The Impact of High Leverage on the Bitcoin Market
The augment in Bitcoin’s estimated leverage ratio highlights the growing operate of leverage among derivatives investors. Leverage allows traders to borrow funds to augment their exposure to Bitcoin without having to have the full amount of capital up front.
While this can augment profits during periods of market upturns, it also increases the risk of incurring significant losses if the market moves against the position.
A high leverage ratio can often be a double-edged sword for the cryptocurrency market. On the one hand, it could indicate that investors are becoming more confident in Bitcoin’s potential for an uptrend, especially if the market sees a breakout.
On the other hand, if the price of Bitcoin continues to decline, it could lead to a wave of liquidations as overly leveraged positions are closed, further deepening the downward pressure.
This trend of increasing leverage has caught the attention of various market analysts. CryptoQuant analyst EgyHash pointed out that the estimated leverage ratio reaching its highest point this year could lead to increased volatility in the market.
The higher the leverage, the more sensitive the market becomes to price fluctuations, as even petite movements can trigger liquidations and create cascading effects.
Analysts weigh bitcoin’s future
Meanwhile, Bitcoin price continues to face difficulties, in particular being unable to break above key resistance.
The cryptocurrency has struggled to maintain momentum, and despite increased leverage in the market, Bitcoin has seen just a 0.2% gain in the past 24 hours and a 2.1% decline over the past week. As a result, the asset is currently trading below $57,000, with a current price of $56,871.
As Bitcoin’s price remains under pressure, several prominent cryptocurrency analysts have shared their insights on the future of the cryptocurrency.
Among them is an analyst known as CryptoBullet, who recently compared the current bitcoin cycle to previous bull markets.

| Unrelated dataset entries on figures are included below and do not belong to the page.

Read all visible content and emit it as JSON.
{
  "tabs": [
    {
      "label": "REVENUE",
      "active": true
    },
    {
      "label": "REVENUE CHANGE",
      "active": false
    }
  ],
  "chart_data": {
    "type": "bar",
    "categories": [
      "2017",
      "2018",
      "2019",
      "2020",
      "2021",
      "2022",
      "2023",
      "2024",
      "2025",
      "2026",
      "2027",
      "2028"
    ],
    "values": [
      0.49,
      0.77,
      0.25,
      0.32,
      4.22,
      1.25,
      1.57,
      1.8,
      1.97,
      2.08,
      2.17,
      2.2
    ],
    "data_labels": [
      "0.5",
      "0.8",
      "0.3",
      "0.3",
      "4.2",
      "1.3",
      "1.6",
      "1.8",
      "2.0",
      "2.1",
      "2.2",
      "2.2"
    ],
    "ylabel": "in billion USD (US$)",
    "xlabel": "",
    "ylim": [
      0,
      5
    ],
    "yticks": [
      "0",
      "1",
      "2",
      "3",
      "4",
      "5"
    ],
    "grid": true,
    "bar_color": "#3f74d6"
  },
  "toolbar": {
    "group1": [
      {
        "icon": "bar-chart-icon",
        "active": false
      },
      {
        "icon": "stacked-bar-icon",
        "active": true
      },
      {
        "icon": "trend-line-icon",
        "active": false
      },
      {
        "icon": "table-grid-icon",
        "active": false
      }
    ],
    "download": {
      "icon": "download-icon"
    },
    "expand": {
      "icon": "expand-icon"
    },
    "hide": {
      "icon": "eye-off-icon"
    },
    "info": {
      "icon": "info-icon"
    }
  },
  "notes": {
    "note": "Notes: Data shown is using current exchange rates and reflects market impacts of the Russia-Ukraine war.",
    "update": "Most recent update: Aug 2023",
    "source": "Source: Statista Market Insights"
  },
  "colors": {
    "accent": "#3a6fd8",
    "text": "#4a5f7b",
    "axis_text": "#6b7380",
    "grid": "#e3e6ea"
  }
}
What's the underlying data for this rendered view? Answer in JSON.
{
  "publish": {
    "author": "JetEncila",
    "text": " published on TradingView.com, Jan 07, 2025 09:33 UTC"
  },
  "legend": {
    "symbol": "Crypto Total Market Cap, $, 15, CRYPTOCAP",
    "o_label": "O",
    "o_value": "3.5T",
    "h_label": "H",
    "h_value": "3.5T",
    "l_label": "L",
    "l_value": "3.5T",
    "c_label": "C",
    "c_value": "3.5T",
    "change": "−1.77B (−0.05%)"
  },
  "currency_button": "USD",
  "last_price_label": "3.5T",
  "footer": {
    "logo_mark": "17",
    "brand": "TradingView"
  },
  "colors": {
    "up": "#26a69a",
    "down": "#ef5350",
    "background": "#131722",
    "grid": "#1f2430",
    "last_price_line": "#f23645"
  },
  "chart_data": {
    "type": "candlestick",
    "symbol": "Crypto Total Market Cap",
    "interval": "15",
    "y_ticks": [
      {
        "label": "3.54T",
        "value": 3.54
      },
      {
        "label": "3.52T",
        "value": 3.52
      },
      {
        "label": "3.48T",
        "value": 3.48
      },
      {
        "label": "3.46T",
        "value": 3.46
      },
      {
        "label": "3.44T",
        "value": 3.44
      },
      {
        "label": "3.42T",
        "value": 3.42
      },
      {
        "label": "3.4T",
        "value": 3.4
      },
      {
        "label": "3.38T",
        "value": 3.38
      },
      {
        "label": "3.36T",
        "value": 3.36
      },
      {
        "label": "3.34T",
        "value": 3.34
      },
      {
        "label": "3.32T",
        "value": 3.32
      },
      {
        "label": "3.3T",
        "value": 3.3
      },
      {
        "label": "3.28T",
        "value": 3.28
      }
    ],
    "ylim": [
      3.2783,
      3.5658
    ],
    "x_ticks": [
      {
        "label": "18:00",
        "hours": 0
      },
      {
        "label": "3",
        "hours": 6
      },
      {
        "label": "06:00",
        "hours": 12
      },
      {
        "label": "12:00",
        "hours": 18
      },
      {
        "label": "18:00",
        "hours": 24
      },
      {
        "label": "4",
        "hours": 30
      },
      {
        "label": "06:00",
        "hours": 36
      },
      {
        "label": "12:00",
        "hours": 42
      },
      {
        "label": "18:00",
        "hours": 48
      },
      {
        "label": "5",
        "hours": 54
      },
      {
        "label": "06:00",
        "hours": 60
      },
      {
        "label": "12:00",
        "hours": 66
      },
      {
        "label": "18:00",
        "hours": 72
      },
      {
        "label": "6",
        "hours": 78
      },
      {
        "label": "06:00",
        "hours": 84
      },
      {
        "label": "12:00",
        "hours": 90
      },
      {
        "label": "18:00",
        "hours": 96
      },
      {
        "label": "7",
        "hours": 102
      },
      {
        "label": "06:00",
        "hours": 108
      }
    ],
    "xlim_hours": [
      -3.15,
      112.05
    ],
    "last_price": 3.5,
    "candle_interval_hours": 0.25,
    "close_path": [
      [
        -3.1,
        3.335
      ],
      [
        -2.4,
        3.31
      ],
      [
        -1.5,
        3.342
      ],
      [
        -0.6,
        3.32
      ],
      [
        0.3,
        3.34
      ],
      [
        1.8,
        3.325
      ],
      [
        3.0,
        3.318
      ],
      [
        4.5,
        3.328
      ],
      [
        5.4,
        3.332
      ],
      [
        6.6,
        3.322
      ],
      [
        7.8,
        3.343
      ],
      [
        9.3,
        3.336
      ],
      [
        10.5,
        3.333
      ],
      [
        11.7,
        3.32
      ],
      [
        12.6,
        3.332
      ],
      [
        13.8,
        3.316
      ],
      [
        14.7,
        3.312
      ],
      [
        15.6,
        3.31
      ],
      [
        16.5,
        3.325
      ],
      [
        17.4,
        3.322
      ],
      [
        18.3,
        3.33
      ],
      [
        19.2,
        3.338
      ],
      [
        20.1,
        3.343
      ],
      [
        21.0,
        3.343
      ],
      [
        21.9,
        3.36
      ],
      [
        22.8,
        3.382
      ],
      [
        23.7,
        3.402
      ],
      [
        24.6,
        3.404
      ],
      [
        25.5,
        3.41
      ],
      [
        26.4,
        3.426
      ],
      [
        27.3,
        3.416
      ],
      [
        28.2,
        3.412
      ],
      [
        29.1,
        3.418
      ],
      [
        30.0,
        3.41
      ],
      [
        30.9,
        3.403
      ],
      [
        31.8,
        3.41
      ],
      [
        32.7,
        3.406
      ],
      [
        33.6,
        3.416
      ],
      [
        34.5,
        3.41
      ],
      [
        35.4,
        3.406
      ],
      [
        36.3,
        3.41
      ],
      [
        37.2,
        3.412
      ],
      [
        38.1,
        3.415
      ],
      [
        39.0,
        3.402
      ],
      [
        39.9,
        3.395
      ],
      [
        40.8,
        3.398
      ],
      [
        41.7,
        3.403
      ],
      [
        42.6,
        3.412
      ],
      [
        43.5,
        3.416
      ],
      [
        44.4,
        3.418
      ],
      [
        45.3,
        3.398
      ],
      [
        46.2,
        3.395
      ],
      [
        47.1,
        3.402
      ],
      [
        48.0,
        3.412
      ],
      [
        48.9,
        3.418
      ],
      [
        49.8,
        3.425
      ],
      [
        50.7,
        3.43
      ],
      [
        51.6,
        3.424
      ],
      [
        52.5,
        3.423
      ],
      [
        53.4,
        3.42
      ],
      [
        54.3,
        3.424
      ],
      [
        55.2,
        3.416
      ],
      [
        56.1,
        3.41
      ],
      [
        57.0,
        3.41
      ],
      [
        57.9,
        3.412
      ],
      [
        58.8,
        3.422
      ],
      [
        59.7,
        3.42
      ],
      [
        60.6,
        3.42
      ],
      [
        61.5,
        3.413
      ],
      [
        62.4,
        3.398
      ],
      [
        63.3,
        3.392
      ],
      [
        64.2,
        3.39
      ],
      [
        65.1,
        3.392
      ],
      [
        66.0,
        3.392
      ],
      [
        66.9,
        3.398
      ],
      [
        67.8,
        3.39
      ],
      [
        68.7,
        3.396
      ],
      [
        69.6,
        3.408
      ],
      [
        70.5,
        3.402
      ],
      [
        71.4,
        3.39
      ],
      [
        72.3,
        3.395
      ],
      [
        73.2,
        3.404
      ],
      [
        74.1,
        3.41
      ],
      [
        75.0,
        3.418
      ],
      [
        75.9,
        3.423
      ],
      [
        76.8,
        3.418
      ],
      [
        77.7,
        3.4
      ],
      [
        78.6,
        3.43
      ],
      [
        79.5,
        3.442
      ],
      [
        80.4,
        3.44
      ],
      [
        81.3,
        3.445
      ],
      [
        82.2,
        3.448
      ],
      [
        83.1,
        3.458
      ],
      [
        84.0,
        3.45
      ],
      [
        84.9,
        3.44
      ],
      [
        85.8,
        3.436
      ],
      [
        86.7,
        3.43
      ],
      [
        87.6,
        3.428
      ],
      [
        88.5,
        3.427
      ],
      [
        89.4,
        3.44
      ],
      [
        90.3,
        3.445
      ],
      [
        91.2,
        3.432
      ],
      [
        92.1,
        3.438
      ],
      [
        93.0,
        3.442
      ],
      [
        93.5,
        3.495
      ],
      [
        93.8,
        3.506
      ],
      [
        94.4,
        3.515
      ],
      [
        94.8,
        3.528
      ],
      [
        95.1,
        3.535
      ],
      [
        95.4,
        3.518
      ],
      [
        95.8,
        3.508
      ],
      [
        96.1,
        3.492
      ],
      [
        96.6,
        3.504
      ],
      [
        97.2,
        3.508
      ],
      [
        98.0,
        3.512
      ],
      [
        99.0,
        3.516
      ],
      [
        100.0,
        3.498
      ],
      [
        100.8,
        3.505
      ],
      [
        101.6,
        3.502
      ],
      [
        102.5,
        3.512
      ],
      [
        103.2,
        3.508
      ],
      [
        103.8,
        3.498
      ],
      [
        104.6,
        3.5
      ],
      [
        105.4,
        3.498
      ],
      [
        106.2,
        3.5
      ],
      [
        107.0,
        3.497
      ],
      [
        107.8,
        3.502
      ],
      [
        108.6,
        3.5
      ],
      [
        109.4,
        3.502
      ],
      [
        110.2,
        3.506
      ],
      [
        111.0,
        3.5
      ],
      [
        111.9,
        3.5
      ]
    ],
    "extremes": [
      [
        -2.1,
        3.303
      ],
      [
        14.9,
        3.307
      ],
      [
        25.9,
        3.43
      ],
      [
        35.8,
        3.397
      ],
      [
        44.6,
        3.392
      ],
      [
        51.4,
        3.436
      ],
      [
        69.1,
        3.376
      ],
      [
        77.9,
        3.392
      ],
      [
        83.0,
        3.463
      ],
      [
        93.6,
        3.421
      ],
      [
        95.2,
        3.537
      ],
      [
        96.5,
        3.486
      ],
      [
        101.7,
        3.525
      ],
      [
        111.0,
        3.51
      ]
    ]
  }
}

In the post on X, CryptoBullet illuminated similarities between the current market and Bitcoin’s 2013 cycle, noting that the Stochastic Relative Strength Index (Stoch RSI) has shown patterns that mirror those seen during the 2013 rally.
CryptoBullet’s analysis suggests that Bitcoin may be entering the final phase of its current cycle, with the potential for a “wave 5” price rally that could propel the asset to recent highs.
#Bitcoin 1M Large image
This cycle does not look like the 2017 or 2021 cycle. In my opinion, it looks more like the 2013 cycle and Stoch RSI confirms this 👇
This cycle of Stoch RSI peaked in March, and during this 6-month consolidation in Wave 4, Stoch RSI fell lower than in 2016-2017 or in the second half of 2020-2021… https://t.co/Ni9NHHKxis photo: twitter.com/nreQcpAIFP
— CryptoBullet (@CryptoBullet1) September 10, 2024
Although the analyst admitted that this cycle is different from the 2017 and 2021 cycles, technical indicators point to the possibility of a higher high on the bitcoin price chart in the near future.